Handyman
Hug someone you care about...
No, you weren't here in the thread's heyday. It would grow for a number of pages each week.
Yeah The List was the thread that brought me to the cafe.
On second thought
No, you weren't here in the thread's heyday. It would grow for a number of pages each week.
Special election today in AZ. Multi term incumbent R Lesko vs. surgeon D Tipirneni. Lesko has all the advantages...this will severely test the status of the blue wave.
I'm not as sold on every special election being a litmus test as some are. At least some of these districts have to have been gerrymandered by the right, and won't flip (see: Ossoff in GA).
I'm not as sold on every special election being a litmus test as some are. At least some of these districts have to have been gerrymandered by the right, and won't flip (see: Ossoff in GA).
Special election today in AZ. Multi term incumbent R Lesko vs. surgeon D Tipirneni. Lesko has all the advantages...this will severely test the status of the blue wave.
The question is, will Lesko's suit covered with question marks help or hurt him in this political environment?
Think of them as offsets. You can get a pretty good idea of how even wildly gerrymandered districts lean by looking at the precinct results from the last like election. So if the GOP wins this R+25 seat by 10 points they are in a world of hurt.
Here's the 538 viewer guide.
As we've mentioned before, there is a stinger in the tail of gerrymandering -- it essentially bleeds down 15-point districts to 10 points in order to cheat toss-up districts up to 5 points. And that works great, as long as you're getting a similar electorate pattern from prior elections. It's how nationwide the GOP stole about 30 seats from their voters and turned a net 1 million vote loss into a comfortable House majority.

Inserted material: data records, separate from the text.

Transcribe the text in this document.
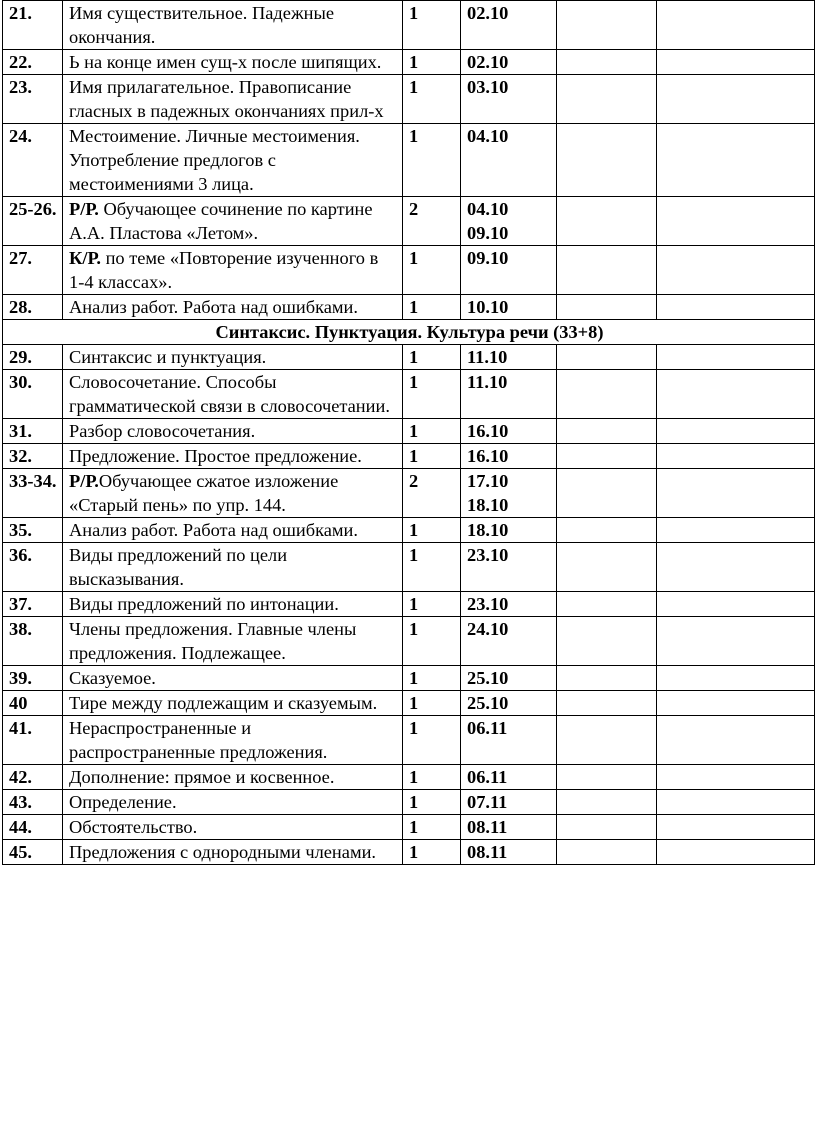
21.	Имя существительное. Падежные окончания.	1	02.10		

22.	Ь на конце имен сущ-х после шипящих.	1	02.10		

23.	Имя прилагательное. Правописание гласных в падежных окончаниях прил-х	1	03.10		

24.	Местоимение. Личные местоимения. Употребление предлогов с местоимениями 3 лица.	1	04.10		

25-26.	Р/Р. Обучающее сочинение по картине А.А. Пластова «Летом».	2	04.10
09.10		

27.	К/Р. по теме «Повторение изученного в 1-4 классах».	1	09.10		

28.	Анализ работ. Работа над ошибками.	1	10.10		

Синтаксис. Пунктуация. Культура речи (33+8)					
29.	Синтаксис и пунктуация.	1	11.10		

30.	Словосочетание. Способы грамматической связи в словосочетании.	1	11.10		

31.	Разбор словосочетания.	1	16.10		

32.	Предложение. Простое предложение.	1	16.10		

33-34.	Р/Р.Обучающее сжатое изложение «Старый пень» по упр. 144.	2	17.10
18.10		

35.	Анализ работ. Работа над ошибками.	1	18.10		

36.	Виды предложений по цели высказывания.	1	23.10		

37.	Виды предложений по интонации.	1	23.10		

38.	Члены предложения. Главные члены предложения. Подлежащее.	1	24.10		

39.	Сказуемое.	1	25.10		

40	Тире между подлежащим и сказуемым.	1	25.10		

41.	Нераспространенные и распространенные предложения.	1	06.11		

42.	Дополнение: прямое и косвенное.	1	06.11		

43.	Определение.	1	07.11		

44.	Обстоятельство.	1	08.11		

45.	Предложения с однородными членами.	1	08.11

But. Think about what happens when the electorate starts to move against you. You're OK for a while because you've built in that 5-point handicap in the toss-up districts After 5 points those fall but they would have fallen anyway. But at 10 points even your 15-point districts start to fall because that's where you stole those other votes from. So by gerrymandering to create a majority you are risking turning a wave election into a tsunami.
The current D swing has been around 17 points, which nobody in their right mind think they can maintain, especially in a world where Republicans don't even get news anymore. But if that swing is 12 points in November it could very well have the impact of 17 points because they borrowed from Peter to pay Paul. How many sitting Republican Members won by more than 17 points last time? (Answer: about 80). Whereas a typical midterm sees a 35-seat loss for the incumbent party we could see that double if the numbers fall into that chasm the GOP created for itself.
But a one can hope.
The whole thing to remember with these special elections is that both sides are using it as the front lines. It's a different story when it comes to organizing 435+ separate elections, nationwide, on the same time frame. So the Democrats can get one community to act. Can they translate this to a national turnout? TBD.
The whole thing to remember with these special elections is that both sides are using it as the front lines. It's a different story when it comes to organizing 435+ separate elections, nationwide, on the same time frame. So the Democrats can get one community to act. Can they translate this to a national turnout? TBD.
Very good point. It's easier for the GOP to amplify signature seat races into national campaigns: they just add more money. For the Dems it is much harder because it's people power, knocking door to door, educating people, getting them off the couch....
With most of the votes in early.
Lesko (R) 82,294
Tipirneni (D) 73,188
Only 20,000 or so from today's votes outstanding.
So a 53-47 win in a +25 Republican district.
are you already accepting that nobody is going to replace Harvey's $,$$$,$$$?
Interesting...I believe 538 predicted (upper single digits) and this is even worse. This district is old white people.
The GOP dumped a ton of money into this race too (the DNC didnt though a few PACs did) if I read right, along with Trump helping I think, and they barely held on to win. It would be interesting to talk to pollsters inside the GOP right now because they have to be looking at what is happening and crapping their pants. Trump is an anchor and everyone aligning with him is being dragged down.
Yeah, this is surprising and not good for Republicans on multiple levels. Dems didn't compete too hard on this one and it is primarily filled with old whities. Beyond that though, I saw in the early voting that Republican ballots were being returned % wise at the same levels as Trump's 20%+ victory, yet the Gooper only won by 6%. Conventional wisdom thus far has been that the increase in Dem vote totals is due to either a re-engaged left that's been sitting out elections after 2008 as well as maybe some ancestral Dems coming home in places like rural PA where the party used to perform better. None of that applies to this Arizona district, so the question becomes are Republican voters voting against their party's candidates?